Aku sudah dewasa(kah?). Bahkan Aku setiap Jum'at menatap cermin dengan senyum pongah sambil memegang sebilah alat cukur sederhana. Menepuk pipi tiga kali dan bergurat senyum simpul. Juga senyum sederhana. Aku tumbuh. Walau tanpa seorang Ibu. Madam semesta, sudah kuceritakan kan padamu, jika mayoritas manusia di muka dunia yang fana ini, mempunyai seorang Ibu sebagai matahari terbit di hidup mereka yang sombong. Yang berarti, matahari hanya sempat berpias cahya menerbit sebelas bulan di hidupku. Ya, Aku sempat berkutat pada fase menggenggam mosi betapa tidak adilnya Tuhan karena memberi giliran Ibuku beristirahat selamanya saat umurku masih sebelas bulan.



Madam semesta, Aku berermin langi. Masih dengan senyum pongah. Betapa cepatnya datang waktu ini. Dimana Aku dituntut oleh kehidupan untuk merangkai stigma yang baik, yang jujur, dan bertanggung jawab. Aku sudah besar. Dibalik senyum pongah itu, madam, dibalik angkuh senyumku yang membuat banyak orang terpingkal, dan juga jijik, terselip rasa malu yang amat dalam.

Betapa tidak. Aku lalai mendoakan Ibuku. Anak macam apa Aku ini? tumbuh sebagai penghujat cuaca dan remaja yang apatis luar biasa pada pemerintah. Menghabiskan sore dengan cangkir kopi penuh umpatan jka membaca berita tentang bajingan negara yang tega mengeluh ruangannya kecil. Lihat rakyat yang banyak ini. Boro-boro mengeluh ruang kantor sempit, makan saja susah.

Madam Semesta, Kau menangkap ribuan frekuensi doa dari para pendoa yang khidmat menutup mata sambil bermimpi bisa mendikte Tuhan.Berdoa tentang cinta monyet sekilat tanggal, tentang hutang yang tak kunjung berhenti tumbuh, atau tentang mandi uang. Kau lebih tau. Madam, Andalah ruang paling ruang untuk dicurhati. Anda tidak pernah memberi nasihat atau bahkan mendebat argumentasiku. Anda berkawan dengan pena dan kertas, sahabatku yang lain, sama seperti Anda, mereka pendengar yang baik, pemusnah angkara paling manjur.

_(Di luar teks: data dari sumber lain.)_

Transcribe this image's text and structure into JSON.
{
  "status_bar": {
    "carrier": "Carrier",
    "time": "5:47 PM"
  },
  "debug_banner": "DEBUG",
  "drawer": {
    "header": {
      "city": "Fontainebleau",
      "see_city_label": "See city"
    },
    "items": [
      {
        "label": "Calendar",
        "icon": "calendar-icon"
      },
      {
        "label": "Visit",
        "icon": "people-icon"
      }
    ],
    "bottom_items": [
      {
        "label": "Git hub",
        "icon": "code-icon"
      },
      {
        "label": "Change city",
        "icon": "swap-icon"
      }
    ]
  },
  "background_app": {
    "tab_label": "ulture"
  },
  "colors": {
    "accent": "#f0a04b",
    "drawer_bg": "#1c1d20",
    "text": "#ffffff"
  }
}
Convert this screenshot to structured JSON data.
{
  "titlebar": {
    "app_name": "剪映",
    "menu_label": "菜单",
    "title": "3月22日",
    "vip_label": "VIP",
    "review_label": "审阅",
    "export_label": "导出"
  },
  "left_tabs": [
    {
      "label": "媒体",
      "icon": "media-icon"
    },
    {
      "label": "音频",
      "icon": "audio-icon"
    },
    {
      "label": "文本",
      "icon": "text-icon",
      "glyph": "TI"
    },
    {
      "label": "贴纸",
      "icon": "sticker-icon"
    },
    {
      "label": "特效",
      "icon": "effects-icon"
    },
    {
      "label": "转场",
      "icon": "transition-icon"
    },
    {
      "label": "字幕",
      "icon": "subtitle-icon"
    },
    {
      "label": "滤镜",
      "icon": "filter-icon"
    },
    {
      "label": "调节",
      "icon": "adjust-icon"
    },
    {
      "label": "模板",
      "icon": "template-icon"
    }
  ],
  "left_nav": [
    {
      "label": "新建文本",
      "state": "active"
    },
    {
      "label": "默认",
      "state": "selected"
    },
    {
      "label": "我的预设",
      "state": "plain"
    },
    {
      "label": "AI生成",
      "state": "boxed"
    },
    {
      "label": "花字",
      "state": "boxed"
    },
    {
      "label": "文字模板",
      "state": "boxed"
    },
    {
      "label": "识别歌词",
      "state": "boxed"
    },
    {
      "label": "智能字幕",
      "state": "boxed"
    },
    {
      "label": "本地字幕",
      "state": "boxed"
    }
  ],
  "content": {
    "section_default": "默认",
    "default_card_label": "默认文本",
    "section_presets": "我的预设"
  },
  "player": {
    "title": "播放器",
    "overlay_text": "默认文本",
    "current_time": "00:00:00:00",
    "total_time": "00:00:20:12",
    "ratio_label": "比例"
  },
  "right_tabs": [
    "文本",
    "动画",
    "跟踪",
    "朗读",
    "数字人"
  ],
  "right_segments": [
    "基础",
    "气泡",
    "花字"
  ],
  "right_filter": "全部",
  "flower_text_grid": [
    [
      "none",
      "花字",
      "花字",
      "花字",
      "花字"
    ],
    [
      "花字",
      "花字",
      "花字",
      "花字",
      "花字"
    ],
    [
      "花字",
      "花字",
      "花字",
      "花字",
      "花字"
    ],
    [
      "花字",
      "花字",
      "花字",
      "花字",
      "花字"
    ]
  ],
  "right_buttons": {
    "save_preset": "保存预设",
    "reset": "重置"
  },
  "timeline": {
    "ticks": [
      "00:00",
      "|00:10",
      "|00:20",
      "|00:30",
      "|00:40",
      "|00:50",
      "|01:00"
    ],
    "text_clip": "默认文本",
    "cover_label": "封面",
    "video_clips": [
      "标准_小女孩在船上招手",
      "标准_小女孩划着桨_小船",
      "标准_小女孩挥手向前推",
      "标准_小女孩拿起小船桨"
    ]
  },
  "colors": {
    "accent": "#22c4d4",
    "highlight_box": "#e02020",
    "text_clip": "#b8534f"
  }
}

Madam semesta, Aku ingin berubah. Bertransformasi menjadi tokoh protagonis yang baik hati di kehidupanku sendiri. Aku sudah merehabilitasi diriku untuk menutup lembar-lembar berwarna tentang seseorang yang sering kubicarakan. Ia sudah tenggelam dalam palung masa yang kuminta Anda untuk menjentik sekelitik agar Ia terpendam dalam-dalam, dikuburan malam yang kelam dihias beberapa lebam.

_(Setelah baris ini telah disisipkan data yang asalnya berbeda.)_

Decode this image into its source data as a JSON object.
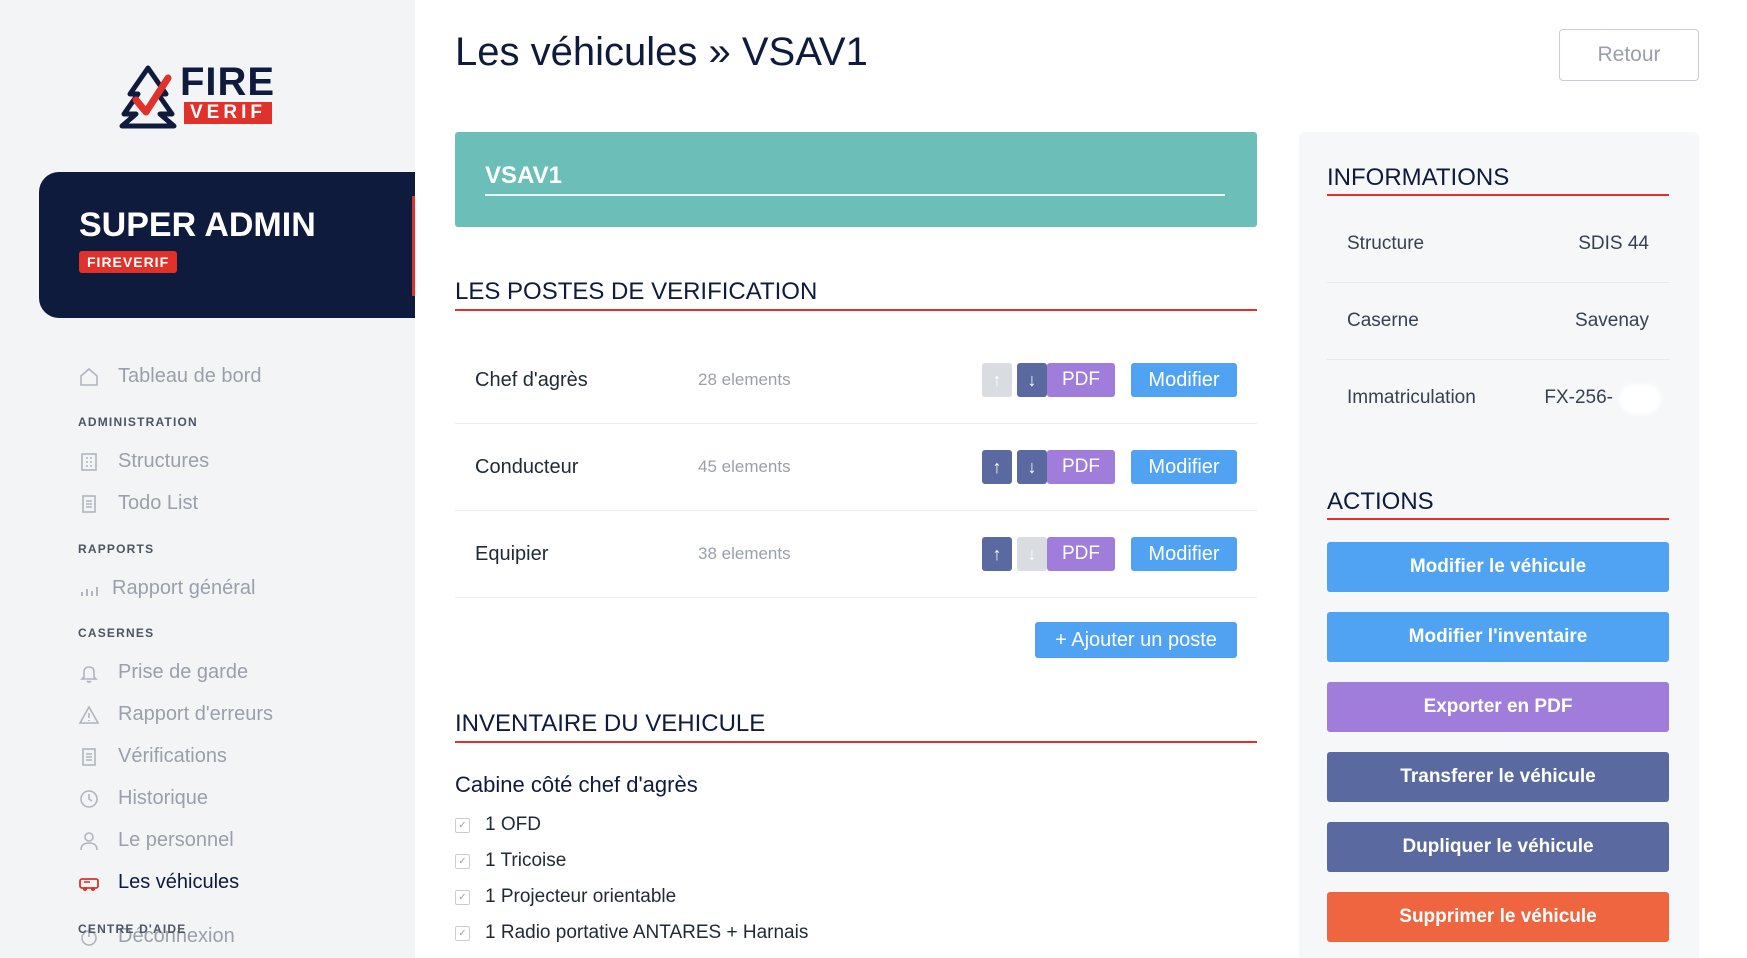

Ya, hatiku merasakan lebam. Tak bisa kunafikkan Dia membuat seluruh malamku setahun belakangan terasa sangat malam.Tak ada dua. Tapi sampai kapan Aku musti memancarkan pikiran-pikiran terpuruk karena cinta setengah mati? Aku merasa pikiranku itu Kau peluk, ya madam semesta, semesta memeluk gundah-gundahku dan membuatnya dua kali lebih berat. Kata oang di negeri sana, pikiran adalah frekuensi bersifat magnetis yang akan menarik pikiran-pikiran serupa yang dipancarkan orang di dunia. Sekarang, Aku harus mensugesti diri bahwa Anda, madam semesta, akan selalu berpihak pada orang-orang yang berimaji positif, optimis, penuh energi yang baik-baik.

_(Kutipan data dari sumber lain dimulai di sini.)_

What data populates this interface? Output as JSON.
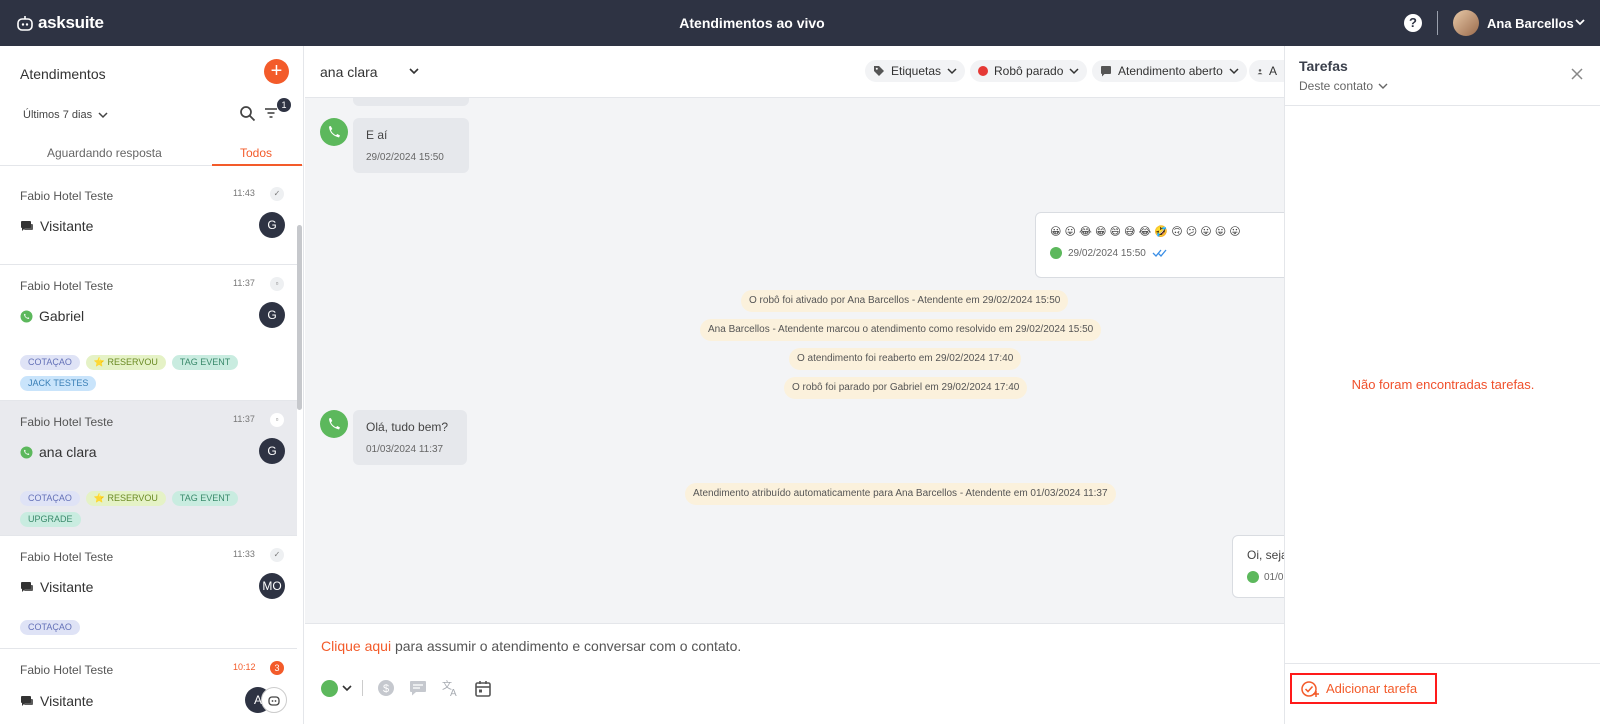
{
  "app": {
    "brand": "asksuite",
    "page_title": "Atendimentos ao vivo",
    "help_label": "?",
    "user_name": "Ana Barcellos"
  },
  "sidebar": {
    "title": "Atendimentos",
    "add_label": "+",
    "period_label": "Últimos 7 dias",
    "filter_count": "1",
    "tabs": {
      "waiting": "Aguardando resposta",
      "all": "Todos"
    },
    "conversations": [
      {
        "company": "Fabio Hotel Teste",
        "time": "11:43",
        "status": "✓",
        "channel": "chat",
        "contact": "Visitante",
        "avatar": "G",
        "tags": []
      },
      {
        "company": "Fabio Hotel Teste",
        "time": "11:37",
        "status": "▫",
        "channel": "whatsapp",
        "contact": "Gabriel",
        "avatar": "G",
        "tags": [
          {
            "label": "COTAÇAO",
            "color": "#dfe3f6",
            "text": "#6471b8"
          },
          {
            "label": "⭐ RESERVOU",
            "color": "#e5f2c6",
            "text": "#6a8a23"
          },
          {
            "label": "TAG EVENT",
            "color": "#c9ece0",
            "text": "#3a8a6b"
          },
          {
            "label": "JACK TESTES",
            "color": "#c9e4fb",
            "text": "#3a7fb6"
          }
        ]
      },
      {
        "company": "Fabio Hotel Teste",
        "time": "11:37",
        "status": "▫",
        "channel": "whatsapp",
        "contact": "ana clara",
        "avatar": "G",
        "selected": true,
        "tags": [
          {
            "label": "COTAÇAO",
            "color": "#dfe3f6",
            "text": "#6471b8"
          },
          {
            "label": "⭐ RESERVOU",
            "color": "#e5f2c6",
            "text": "#6a8a23"
          },
          {
            "label": "TAG EVENT",
            "color": "#c9ece0",
            "text": "#3a8a6b"
          },
          {
            "label": "UPGRADE",
            "color": "#c9ece0",
            "text": "#3a8a6b"
          }
        ]
      },
      {
        "company": "Fabio Hotel Teste",
        "time": "11:33",
        "status": "✓",
        "channel": "chat",
        "contact": "Visitante",
        "avatar": "MO",
        "tags": [
          {
            "label": "COTAÇAO",
            "color": "#dfe3f6",
            "text": "#6471b8"
          }
        ]
      },
      {
        "company": "Fabio Hotel Teste",
        "time": "10:12",
        "count": "3",
        "channel": "chat",
        "contact": "Visitante",
        "avatar": "A",
        "tags": []
      }
    ]
  },
  "chat": {
    "contact_name": "ana clara",
    "header_pills": {
      "tags": "Etiquetas",
      "robot": "Robô parado",
      "status": "Atendimento aberto",
      "agent": "A"
    },
    "messages": {
      "m1_text": "E aí",
      "m1_time": "29/02/2024 15:50",
      "emoji_text": "😀 😛 😂 😁 😄 😅 😂 🤣 🙃 😕 😛 😛 😛",
      "emoji_time": "29/02/2024 15:50",
      "m2_text": "Olá, tudo bem?",
      "m2_time": "01/03/2024 11:37",
      "out2_text": "Oi, seja",
      "out2_time": "01/0"
    },
    "system_notes": [
      "O robô foi ativado por Ana Barcellos - Atendente em 29/02/2024 15:50",
      "Ana Barcellos - Atendente marcou o atendimento como resolvido em 29/02/2024 15:50",
      "O atendimento foi reaberto em 29/02/2024 17:40",
      "O robô foi parado por Gabriel em 29/02/2024 17:40",
      "Atendimento atribuído automaticamente para Ana Barcellos - Atendente em 01/03/2024 11:37"
    ],
    "composer": {
      "link_text": "Clique aqui",
      "rest_text": " para assumir o atendimento e conversar com o contato."
    }
  },
  "tasks": {
    "title": "Tarefas",
    "filter_label": "Deste contato",
    "empty_message": "Não foram encontradas tarefas.",
    "add_label": "Adicionar tarefa"
  }
}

UNAS, ya, UNAS, satu perang besar yang wibawanya berpendar luar biasa, perang yang membuat masjid ramai, yang membuat pabrik alkohol berpikir untuk gulung tikar, ya, benar Madam Semesta, Kau tak salah dengar, UNAS, dia akan datang berkunjung beberapa hari lagi. Aku mungkin tidak siap penuh. Belum bersenjatakan lengkap. Rasanya kurang etis jika Aku mengambinghitamkan orang lain. Tidak. Aku yang terlalu meremehkan. Betapa Aku terperangkap budaya negeriku, yang kata Bapak Mantan Wakil Presiden sebagai last minute culture. Hahaha. Betapa tidak nikmat menertawakan kebodohan diri sendiri.

Madam semesta, apa Kau mendengar pesan-pesanku kepada Tuhan? Iya, benar yang itu. Jangan beritahu siapa-siapa, ini rahasia antara Kita.